Auf die gegenwärtige Weltwirtschaftskrise reagieren die internationalen Währungshüter vor allem mit zwei Mitteln:
1. Sie senken die Zinsen, um die von der Rezession bedrohten Volkswirtschaften mit günstigem Geld zu versorgen.
2. Sie kaufen im großen Stil Staatsanleihen auf, damit die öffentlichen Haushalte, die vielfach in ernste Schieflage geraten sind, ihre Schulden refinanzieren können.
Beide Maßnahmen vermehren die Geldmenge. Mit anderen Worten, die Inflationsgefahr steigt. Was der Wirtschaft das nötige Schmiermittel gibt und Euro-Staaten vor dem Konkurs retten soll, wirkt sich über kurz oder lang verhängnisvoll auf die Kaufkraft von Otto Normalbürger aus. In dieser Situation kann der Hausbau eine clevere Anlagestrategie sein.
Historisch niedrige Zinsen für den Hausbau nutzen
Seit dem 1. November 2011 ist der neue Chef der Europäischen Zentralbank (EZB) Mario Draghi im Amt. Seine erste Maßnahme war die Senkung des Leitzinses auf 1,25 Prozent. Bei einer Inflationsrate von aktuell rund drei Prozent im Euroraum bedeutet das: Jeder, der seine Ersparnisse beispielsweise in Tagesgeld anlegt, muss derzeit reale Kaufkraftverluste hinnehmen. Im Vorteil ist hingegen derjenige, der selber Schulden aufnimmt. Denn niedriger als heute können die Hypothekenkredite kaum noch werden. Will man seinen Hausbau zu fast schon einmalig günstigen Konditionen finanzieren, dann besteht jetzt eine gute Gelegenheit.

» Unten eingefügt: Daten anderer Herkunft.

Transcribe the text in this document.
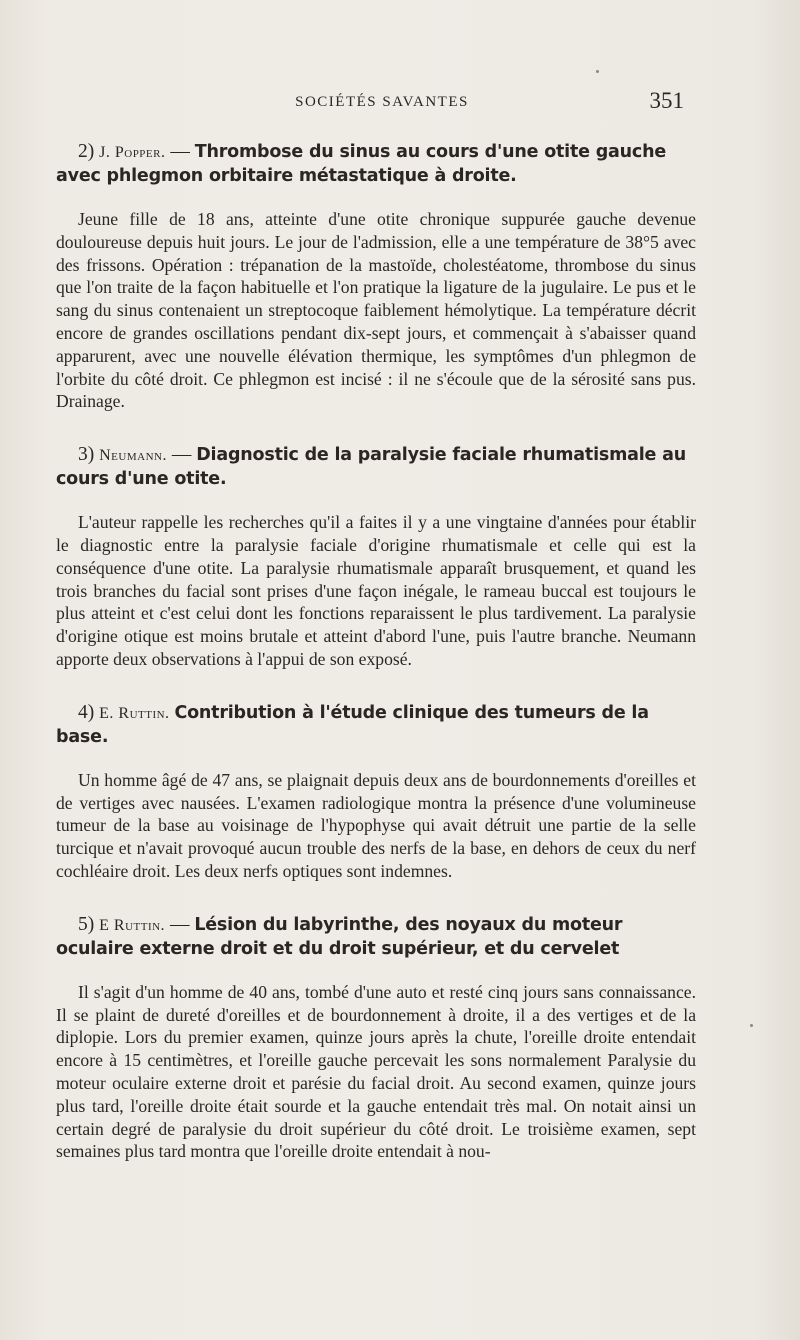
SOCIÉTÉS SAVANTES	351

2) J. Popper. — Thrombose du sinus au cours d'une otite gauche avec phlegmon orbitaire métastatique à droite.

Jeune fille de 18 ans, atteinte d'une otite chronique suppurée gauche devenue douloureuse depuis huit jours. Le jour de l'admission, elle a une température de 38°5 avec des frissons. Opération : trépanation de la mastoïde, cholestéatome, thrombose du sinus que l'on traite de la façon habituelle et l'on pratique la ligature de la jugulaire. Le pus et le sang du sinus contenaient un streptocoque faiblement hémolytique. La température décrit encore de grandes oscillations pendant dix-sept jours, et commençait à s'abaisser quand apparurent, avec une nouvelle élévation thermique, les symptômes d'un phlegmon de l'orbite du côté droit. Ce phlegmon est incisé : il ne s'écoule que de la sérosité sans pus. Drainage.

3) Neumann. — Diagnostic de la paralysie faciale rhumatismale au cours d'une otite.

L'auteur rappelle les recherches qu'il a faites il y a une vingtaine d'années pour établir le diagnostic entre la paralysie faciale d'origine rhumatismale et celle qui est la conséquence d'une otite. La paralysie rhumatismale apparaît brusquement, et quand les trois branches du facial sont prises d'une façon inégale, le rameau buccal est toujours le plus atteint et c'est celui dont les fonctions reparaissent le plus tardivement. La paralysie d'origine otique est moins brutale et atteint d'abord l'une, puis l'autre branche. Neumann apporte deux observations à l'appui de son exposé.

4) E. Ruttin. Contribution à l'étude clinique des tumeurs de la base.

Un homme âgé de 47 ans, se plaignait depuis deux ans de bourdonnements d'oreilles et de vertiges avec nausées. L'examen radiologique montra la présence d'une volumineuse tumeur de la base au voisinage de l'hypophyse qui avait détruit une partie de la selle turcique et n'avait provoqué aucun trouble des nerfs de la base, en dehors de ceux du nerf cochléaire droit. Les deux nerfs optiques sont indemnes.

5) E Ruttin. — Lésion du labyrinthe, des noyaux du moteur oculaire externe droit et du droit supérieur, et du cervelet

Il s'agit d'un homme de 40 ans, tombé d'une auto et resté cinq jours sans connaissance. Il se plaint de dureté d'oreilles et de bourdonnement à droite, il a des vertiges et de la diplopie. Lors du premier examen, quinze jours après la chute, l'oreille droite entendait encore à 15 centimètres, et l'oreille gauche percevait les sons normalement Paralysie du moteur oculaire externe droit et parésie du facial droit. Au second examen, quinze jours plus tard, l'oreille droite était sourde et la gauche entendait très mal. On notait ainsi un certain degré de paralysie du droit supérieur du côté droit. Le troisième examen, sept semaines plus tard montra que l'oreille droite entendait à nou-
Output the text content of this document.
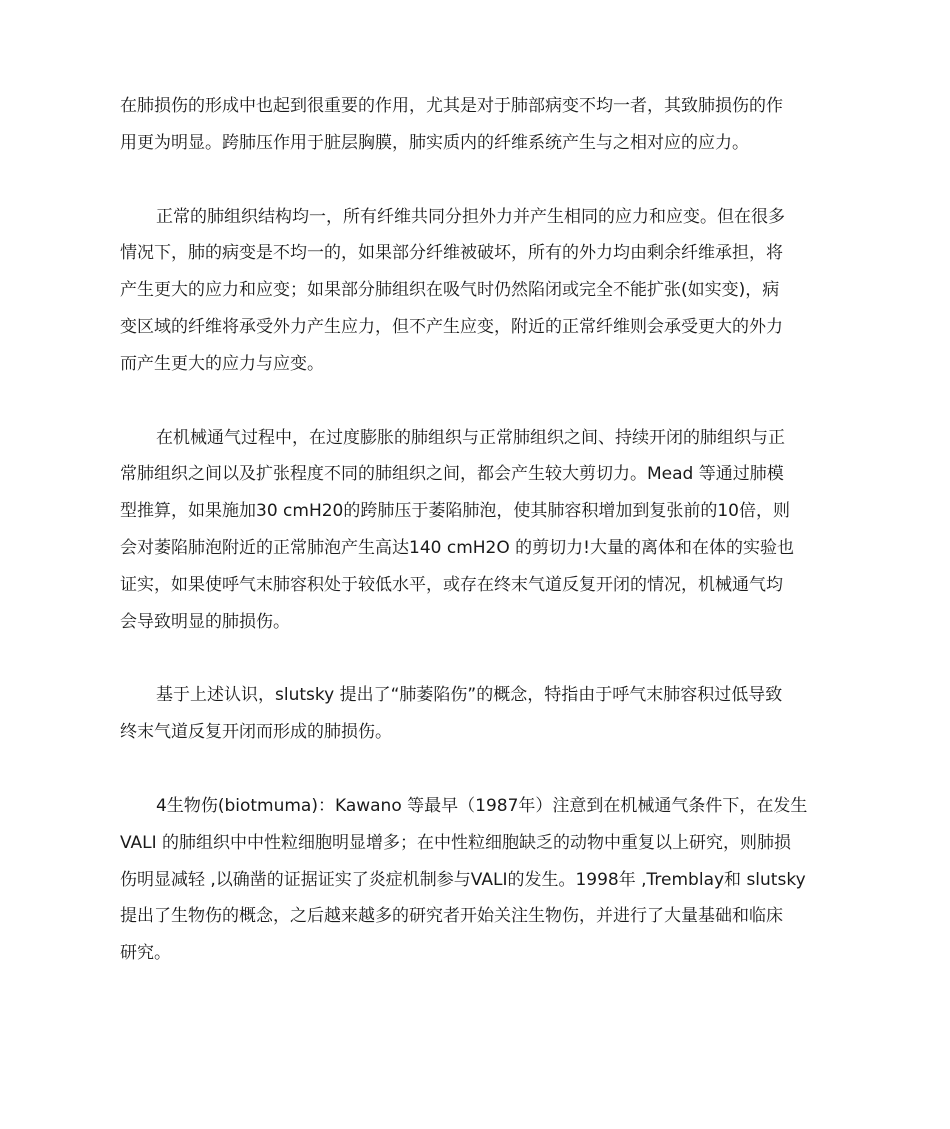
在肺损伤的形成中也起到很重要的作用，尤其是对于肺部病变不均一者，其致肺损伤的作
用更为明显。跨肺压作用于脏层胸膜，肺实质内的纤维系统产生与之相对应的应力。

正常的肺组织结构均一，所有纤维共同分担外力并产生相同的应力和应变。但在很多
情况下，肺的病变是不均一的，如果部分纤维被破坏，所有的外力均由剩余纤维承担，将
产生更大的应力和应变；如果部分肺组织在吸气时仍然陷闭或完全不能扩张(如实变)，病
变区域的纤维将承受外力产生应力，但不产生应变，附近的正常纤维则会承受更大的外力
而产生更大的应力与应变。

在机械通气过程中，在过度膨胀的肺组织与正常肺组织之间、持续开闭的肺组织与正
常肺组织之间以及扩张程度不同的肺组织之间，都会产生较大剪切力。Mead 等通过肺模
型推算，如果施加30 cmH20的跨肺压于萎陷肺泡，使其肺容积增加到复张前的10倍，则
会对萎陷肺泡附近的正常肺泡产生高达140 cmH2O 的剪切力!大量的离体和在体的实验也
证实，如果使呼气末肺容积处于较低水平，或存在终末气道反复开闭的情况，机械通气均
会导致明显的肺损伤。

基于上述认识，slutsky 提出了“肺萎陷伤”的概念，特指由于呼气末肺容积过低导致
终末气道反复开闭而形成的肺损伤。

4生物伤(biotmuma)：Kawano 等最早（1987年）注意到在机械通气条件下，在发生
VALI 的肺组织中中性粒细胞明显增多；在中性粒细胞缺乏的动物中重复以上研究，则肺损
伤明显减轻 ,以确凿的证据证实了炎症机制参与VALI的发生。1998年 ,Tremblay和 slutsky
提出了生物伤的概念，之后越来越多的研究者开始关注生物伤，并进行了大量基础和临床
研究。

Aber auch Immobilienbesitzern, die bereits ein Finanzierung in Anspruch nehmen, bietet die aktuelle Situation eine einmalige Gelegenheit. Selbst wenn die Anschlussfinanzierung für Ihre Immobilie erst in 4 bis 5 Jahre ansteht, kann mit einem Forward-Darlehen der aktuelle Zinssatz schon heute abgesichert werden. Wer sich für diese Darlehensform interessiert, kann sich unter www.forwarddarlehen-vergleich.de weitere Informationen holen.

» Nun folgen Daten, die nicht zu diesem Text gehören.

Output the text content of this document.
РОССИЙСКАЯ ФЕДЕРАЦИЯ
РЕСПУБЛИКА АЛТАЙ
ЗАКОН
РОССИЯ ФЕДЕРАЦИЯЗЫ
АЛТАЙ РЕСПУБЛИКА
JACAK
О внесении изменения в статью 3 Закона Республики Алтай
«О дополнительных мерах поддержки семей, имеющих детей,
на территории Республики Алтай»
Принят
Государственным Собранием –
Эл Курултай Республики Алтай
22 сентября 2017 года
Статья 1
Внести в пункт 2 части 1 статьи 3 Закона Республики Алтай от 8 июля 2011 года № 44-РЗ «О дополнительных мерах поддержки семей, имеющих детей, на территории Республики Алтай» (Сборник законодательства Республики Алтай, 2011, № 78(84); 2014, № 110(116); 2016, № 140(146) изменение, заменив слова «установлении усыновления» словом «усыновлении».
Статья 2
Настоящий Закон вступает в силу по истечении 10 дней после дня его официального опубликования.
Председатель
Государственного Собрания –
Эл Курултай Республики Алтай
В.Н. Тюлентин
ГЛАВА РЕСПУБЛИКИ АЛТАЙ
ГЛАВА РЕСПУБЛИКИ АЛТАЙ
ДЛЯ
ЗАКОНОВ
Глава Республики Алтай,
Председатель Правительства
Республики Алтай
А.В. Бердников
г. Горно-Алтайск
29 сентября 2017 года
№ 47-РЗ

Immun machen gegen Inflationsrisiken
Sachwerte schützen vor Geldentwertung. Diese eherne Regel gilt auch und gerade in Krisenzeiten. Die eigenen Ersparnisse in den Hausbau zu investieren, sichert diese also vor ernsthaften Verlustrisiken ab. Falls es zu einer galoppierenden Inflation kommt, dann können frischgebackene Hauseigentümer sogar zu den großen Gewinnern gehören. Denn mit der massiven Geldentwertung schmilzt natürlich auch die Last ihrer Hypotheken dahin.

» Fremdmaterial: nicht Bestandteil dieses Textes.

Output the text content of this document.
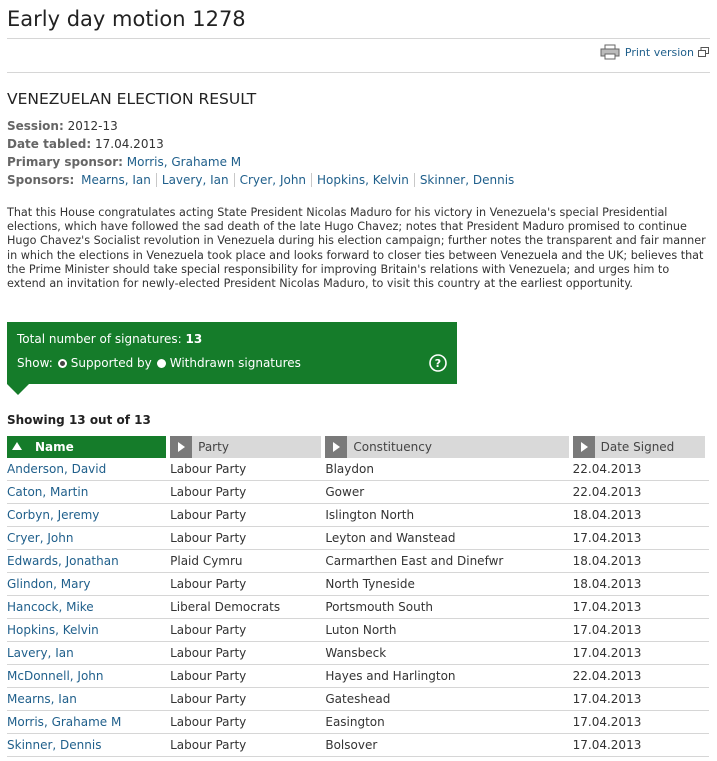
Early day motion 1278
Print version
VENEZUELAN ELECTION RESULT
Session: 2012-13
Date tabled: 17.04.2013
Primary sponsor: Morris, Grahame M
Sponsors: Mearns, Ian Lavery, Ian Cryer, John Hopkins, Kelvin Skinner, Dennis

That this House congratulates acting State President Nicolas Maduro for his victory in Venezuela's special Presidential elections, which have followed the sad death of the late Hugo Chavez; notes that President Maduro promised to continue Hugo Chavez's Socialist revolution in Venezuela during his election campaign; further notes the transparent and fair manner in which the elections in Venezuela took place and looks forward to closer ties between Venezuela and the UK; believes that the Prime Minister should take special responsibility for improving Britain's relations with Venezuela; and urges him to extend an invitation for newly-elected President Nicolas Maduro, to visit this country at the earliest opportunity.

Total number of signatures: 13
Show: Supported by Withdrawn signatures	?
Showing 13 out of 13
Name	Party	Constituency	Date Signed

Anderson, David	Labour Party	Blaydon	22.04.2013
Caton, Martin	Labour Party	Gower	22.04.2013
Corbyn, Jeremy	Labour Party	Islington North	18.04.2013
Cryer, John	Labour Party	Leyton and Wanstead	17.04.2013
Edwards, Jonathan	Plaid Cymru	Carmarthen East and Dinefwr	18.04.2013
Glindon, Mary	Labour Party	North Tyneside	18.04.2013
Hancock, Mike	Liberal Democrats	Portsmouth South	17.04.2013
Hopkins, Kelvin	Labour Party	Luton North	17.04.2013
Lavery, Ian	Labour Party	Wansbeck	17.04.2013
McDonnell, John	Labour Party	Hayes and Harlington	22.04.2013
Mearns, Ian	Labour Party	Gateshead	17.04.2013
Morris, Grahame M	Labour Party	Easington	17.04.2013
Skinner, Dennis	Labour Party	Bolsover	17.04.2013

Sinnvoll für das Alter vorsorgen
Zu den wesentlichen Inflationstreibern zählen nicht zuletzt die Mieten. Wer Mietkosten meidet und stattdessen die eigene Immobilie abbezahlt, kann für den Ruhestand kaum besser vorsorgen. Mit einem schuldenfreien Haus wohnt er im Alter mietfrei und verfügt obendrein über einen werthaltigen Vermögensgegenstand, der gegen Wirtschaftskrisen maximal abgesichert ist.